Mei es una joven china, dulce, inteligente y aparentemente ingenua, que viaja a Europa para estudiar y acompañar a su mejor amiga, Sofia. Sin embargo, detrás de su sonrisa cálida y sus modales impecables, Mei esconde un espíritu de guerrera indomable, forjado bajo una estricta disciplina familiar de artes marciales y superación personal.
Su vida se complica cuando conoce al hermano mayor de Sofia, Adrian, un frío, arrogante y desconfiado empresario europeo que le dobla la edad. Incapaz de admitir la atracción inmediata y arrolladora que siente por ella, Adrian la trata con dureza y distancia, intentando convencerse de que solo es una niña caprichosa.
NovelToon tiene autorización de Araceli Settecase para publicar esa obra, el contenido del mismo representa el punto de vista del autor, y no el de NovelToon.
Capítulo 16: El plan de Victoria
El viento del este arrastraba las hojas secas por los senderos de Belgravia, levantando un polvo grisáceo que empañaba los frentes de las imponentes mansiones victorianas. En el ático de la familia Sterling, el ambiente no era menos sombrío. La calefacción central zumbaba con fuerza, pero el frío que se había instalado en las habitaciones parecía provenir de las mismas paredes.
Victoria Sterling contemplaba la ciudad a través del inmenso ventanal de su salón privado. En su mano derecha sostenía una copa de cristal con ginebra pura, que hacía girar de manera ausente. Su reflejo en el vidrio le devolvía la imagen de una mujer al borde del abismo: las ojeras marcadas bajo sus ojos azules delataban noches enteras sin dormir, y la tensión de su mandíbula revelaba una furia que consumía sus entrañas día y noche.
La ruina había llegado con una rapidez implacable. Desde la tarde en que Adrian Vance la confrontara a ella en el comité de ética y, posteriormente, destruyera físicamente y financieramente a su hermano Julian en The Royal Athenaeum, el apellido Sterling se había convertido en sinónimo de peste en la City de Londres. Los antiguos socios comerciales evitaban sus llamadas, las cuentas de Sterling Capital permanecían congeladas bajo una investigación por fraude de la Oficina de Fraudes Graves, y la soga legal se estrechaba cada día más en torno a sus cuellos.

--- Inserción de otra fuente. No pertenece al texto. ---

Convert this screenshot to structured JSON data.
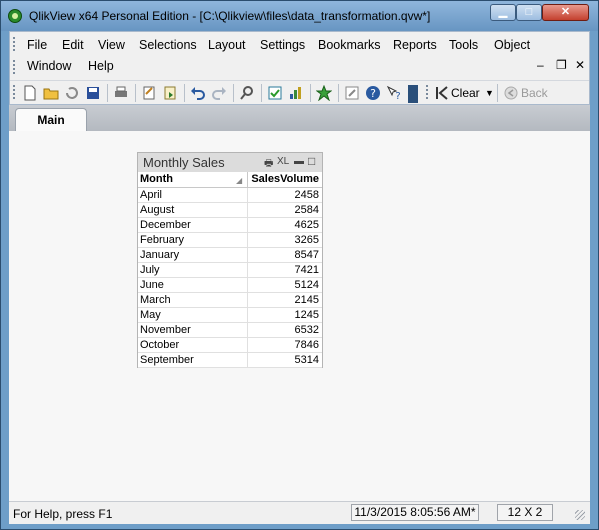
{
  "window": {
    "title": "QlikView x64 Personal Edition - [C:\\Qlikview\\files\\data_transformation.qvw*]",
    "controls": {
      "minimize": "▁",
      "maximize": "□",
      "close": "✕"
    }
  },
  "menu": {
    "items": [
      "File",
      "Edit",
      "View",
      "Selections",
      "Layout",
      "Settings",
      "Bookmarks",
      "Reports",
      "Tools",
      "Object",
      "Window",
      "Help"
    ],
    "mdi_controls": {
      "minimize": "–",
      "restore": "❐",
      "close": "✕"
    }
  },
  "toolbar": {
    "clear_label": "Clear",
    "back_label": "Back",
    "icons": [
      "new-icon",
      "open-icon",
      "reload-icon",
      "save-icon",
      "print-icon",
      "edit-script-icon",
      "reload-data-icon",
      "undo-icon",
      "redo-icon",
      "search-icon",
      "list-icon",
      "chart-icon",
      "bookmark-star-icon",
      "edit-icon",
      "help-icon",
      "what-is-this-icon"
    ]
  },
  "tabs": [
    {
      "label": "Main"
    }
  ],
  "table_box": {
    "title": "Monthly Sales",
    "caption_icons": {
      "print": "🖶",
      "xl": "XL",
      "minimize": "▬",
      "maximize": "□"
    },
    "columns": [
      "Month",
      "SalesVolume"
    ],
    "rows": [
      [
        "April",
        "2458"
      ],
      [
        "August",
        "2584"
      ],
      [
        "December",
        "4625"
      ],
      [
        "February",
        "3265"
      ],
      [
        "January",
        "8547"
      ],
      [
        "July",
        "7421"
      ],
      [
        "June",
        "5124"
      ],
      [
        "March",
        "2145"
      ],
      [
        "May",
        "1245"
      ],
      [
        "November",
        "6532"
      ],
      [
        "October",
        "7846"
      ],
      [
        "September",
        "5314"
      ]
    ]
  },
  "status": {
    "help": "For Help, press F1",
    "timestamp": "11/3/2015 8:05:56 AM*",
    "dimensions": "12 X 2"
  },
  "colors": {
    "title_bar": "#6795c2",
    "close_button": "#c4402e",
    "caption_bg": "#dcdcdc"
  }
}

Pero lo que verdaderamente estaba volviendo loca a Victoria no era la pérdida del dinero o del estatus social. Era la certeza absoluta de que Adrian Vance, el único hombre al que había deseado con una obsesión enfermiza durante años, había entregado por completo a Mei Zhang.
—Esa... advenediza —siseó Victoria, dando un trago amargo a su copa—. Una mocosa extranjera sin apellido, sin conexiones, sin nada... Ella me lo quitó. Ella destruyó mi vida.

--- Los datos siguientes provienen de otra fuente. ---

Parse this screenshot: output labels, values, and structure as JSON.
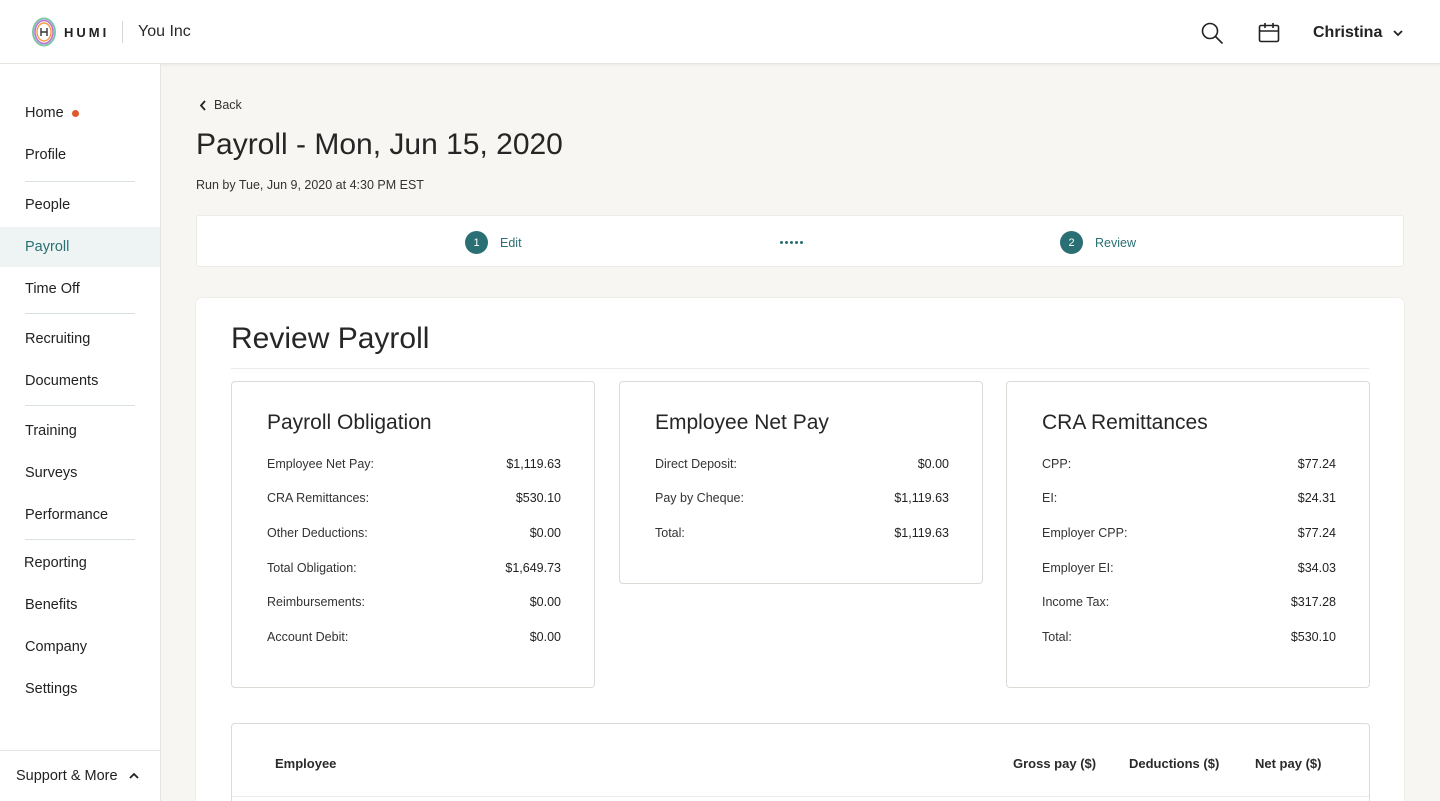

La puerta del salón se abrió con brusquedad, interrumpiendo sus pensamientos. Julian entró arrastrando los pies. Tenía el brazo derecho inmovilizado por un cabestrillo de tela negra y el rostro pálido, surcado por el miedo persistente que le había dejado el encuentro con Adrian.
—Tenemos que irnos, Victoria —dijo Julian, con una voz carente de toda la altanería que solía caracterizarlo—. Los abogados dicen que la orden de extradición o el arresto formal podrían ejecutarse en cualquier momento después del fin de semana. He preparado las cuentas en las Bahamas. Si salimos hoy hacia Ginebra, aún podemos salvar una parte de los fondos de contingencia. Olvídate de Londres. Olvídate de los Vance. Está acabado.
Victoria se giró despacio, clavando en su hermano una mirada tan cargada de desprecio que Julian retrocedió un paso inconscientemente.
—¿Huir como ratas? ¿Eso es lo que me propones, Julian? —preguntó ella, con una calma que rozaba la locura—. ¿Dejar que esa china se quede con mi hombre, con mi reputación, mientras nosotros nos escondemos en un paraíso fiscal como unos criminales comunes?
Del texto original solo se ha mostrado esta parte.